Ken did say in 2001 "Only a ghastly dehumanised moron would want to get rid of the Routemaster" .... then shortly after he put plans in place to do so.

Mind you just before the last Mayoral election he also said he wasn't going to raise the Congestion Charge, then promptly increased it after he was elected


----------



## PhilM (Nov 5, 2004)

Just driving home and went past the Streatham bus depot, so many people outside with cameras







They had 3 on the front lined up for peolple to take pictures of.


----------



## PeterN (Sep 1, 2005)

"Peter the reasons London gave were: safety, non-compliance to access regualtions and environmental."

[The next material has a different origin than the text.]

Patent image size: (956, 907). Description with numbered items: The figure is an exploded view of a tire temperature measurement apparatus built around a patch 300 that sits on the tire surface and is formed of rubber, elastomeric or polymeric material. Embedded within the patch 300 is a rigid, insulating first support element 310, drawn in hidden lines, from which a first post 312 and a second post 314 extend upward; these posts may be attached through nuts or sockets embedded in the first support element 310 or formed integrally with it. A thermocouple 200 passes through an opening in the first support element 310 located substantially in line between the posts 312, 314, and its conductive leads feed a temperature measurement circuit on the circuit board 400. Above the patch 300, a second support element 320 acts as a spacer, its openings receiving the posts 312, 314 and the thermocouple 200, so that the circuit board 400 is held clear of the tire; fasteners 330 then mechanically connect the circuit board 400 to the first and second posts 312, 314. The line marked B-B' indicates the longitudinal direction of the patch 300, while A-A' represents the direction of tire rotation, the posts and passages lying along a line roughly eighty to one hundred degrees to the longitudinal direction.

True, difficult to see how you could get a wheelchair on a Routemaster. I suppose all things must pass...


----------



## Andy (Feb 23, 2003)

I'll be glad to see the back of the poxy things.

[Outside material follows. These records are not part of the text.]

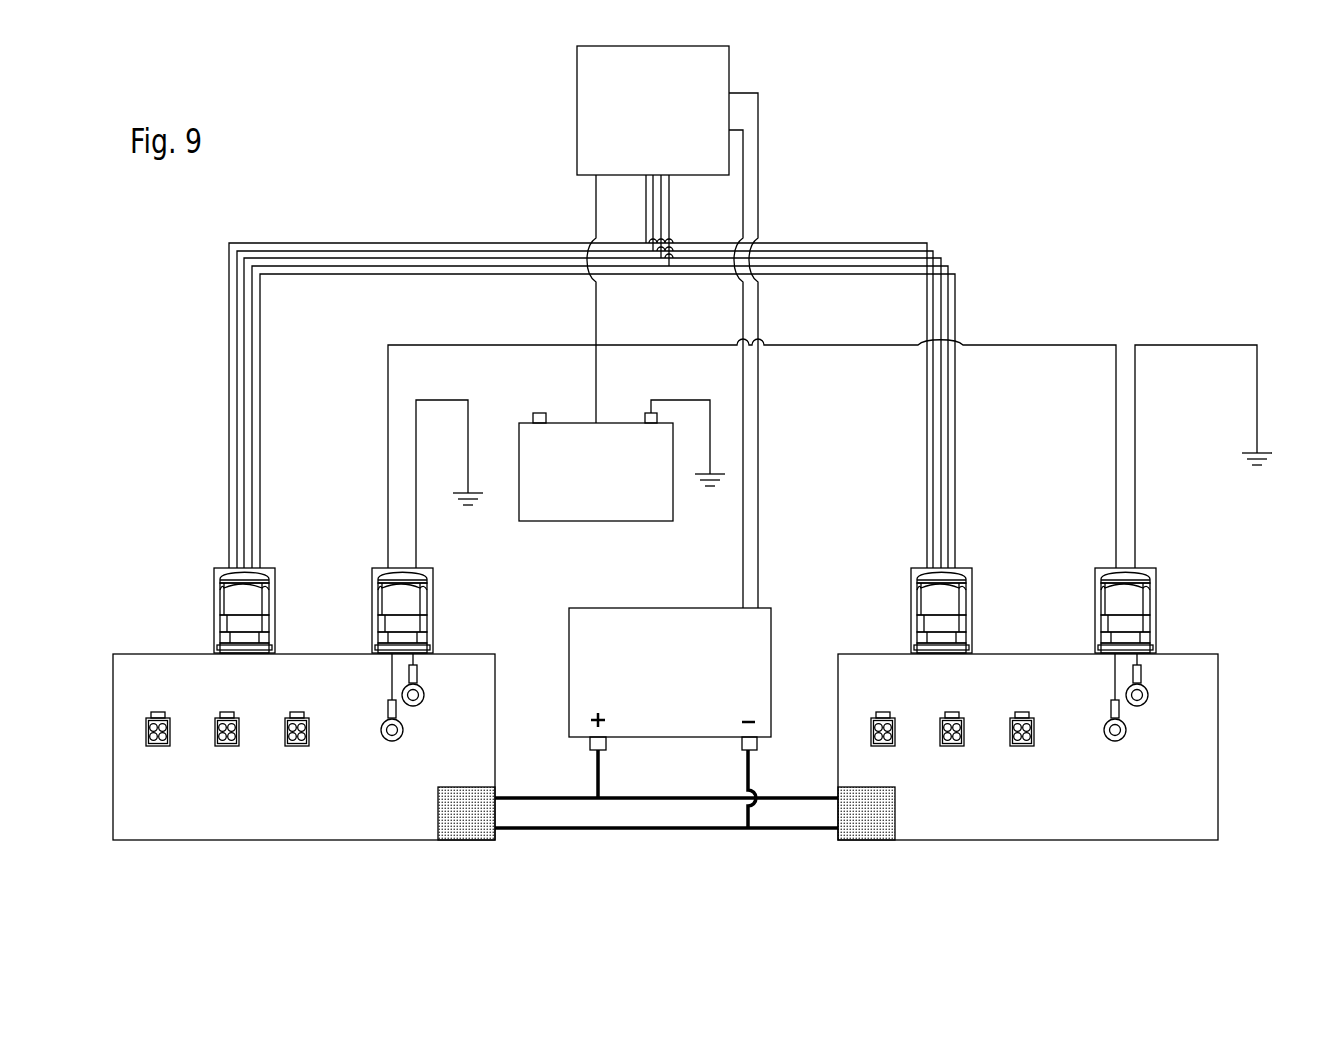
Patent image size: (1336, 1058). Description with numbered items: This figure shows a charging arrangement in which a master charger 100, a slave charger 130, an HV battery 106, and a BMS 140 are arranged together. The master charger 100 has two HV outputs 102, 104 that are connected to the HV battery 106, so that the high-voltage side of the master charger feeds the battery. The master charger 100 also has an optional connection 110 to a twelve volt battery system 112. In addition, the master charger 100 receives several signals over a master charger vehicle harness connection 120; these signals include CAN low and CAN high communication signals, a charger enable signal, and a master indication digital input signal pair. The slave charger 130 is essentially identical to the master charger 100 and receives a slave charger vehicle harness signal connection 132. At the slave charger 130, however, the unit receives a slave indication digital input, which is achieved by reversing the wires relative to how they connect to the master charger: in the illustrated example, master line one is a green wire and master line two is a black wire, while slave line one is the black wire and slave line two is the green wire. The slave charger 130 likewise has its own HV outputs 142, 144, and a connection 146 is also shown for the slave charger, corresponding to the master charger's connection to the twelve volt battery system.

The master charger 100 is at (165, 654).
The HV output 102 is at (560, 797).
The HV output 104 is at (578, 829).
The HV battery 106 is at (672, 608).
The connection 110 is at (372, 608).
The 12 volt battery system 112 is at (573, 423).
The master charger vehicle harness connection 120 is at (213, 608).
The slave charger 130 is at (1218, 752).
The slave charger vehicle harness signal connection 132 is at (974, 609).
The BMS 140 is at (577, 110).
The HV output 142 is at (770, 797).
The HV output 144 is at (777, 829).
The connection 146 is at (1158, 609).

I commute in London by motorbike and dread getting caught behind one.

The emissions are like razor blades in your eye's.

That said, I hate bendy buses even more.

I've witnessed so many near misses involving these.

They're so hard to predict and take up the whole bloody road when turning, and at roundabouts.


----------



## JoT (Aug 12, 2003)

It is very fitting that the last crew on the 159 are the wonderfully named Winston Briscoe and Lloyd Liquorice from West Indies. Driver Winston has been driving Routemasters for 36 years.


----------



## Griff (Feb 23, 2003)

JoT said:


> It is very fitting that the last crew on the 159 are the wonderfully named Winston Briscoe and Lloyd Liquorice from West Indies. Driver Winston has been driving Routemasters for 36 years.
> 
> 
> 
> ...


Lloyd *Liquorice*

He's probably driven Allsorts!!


----------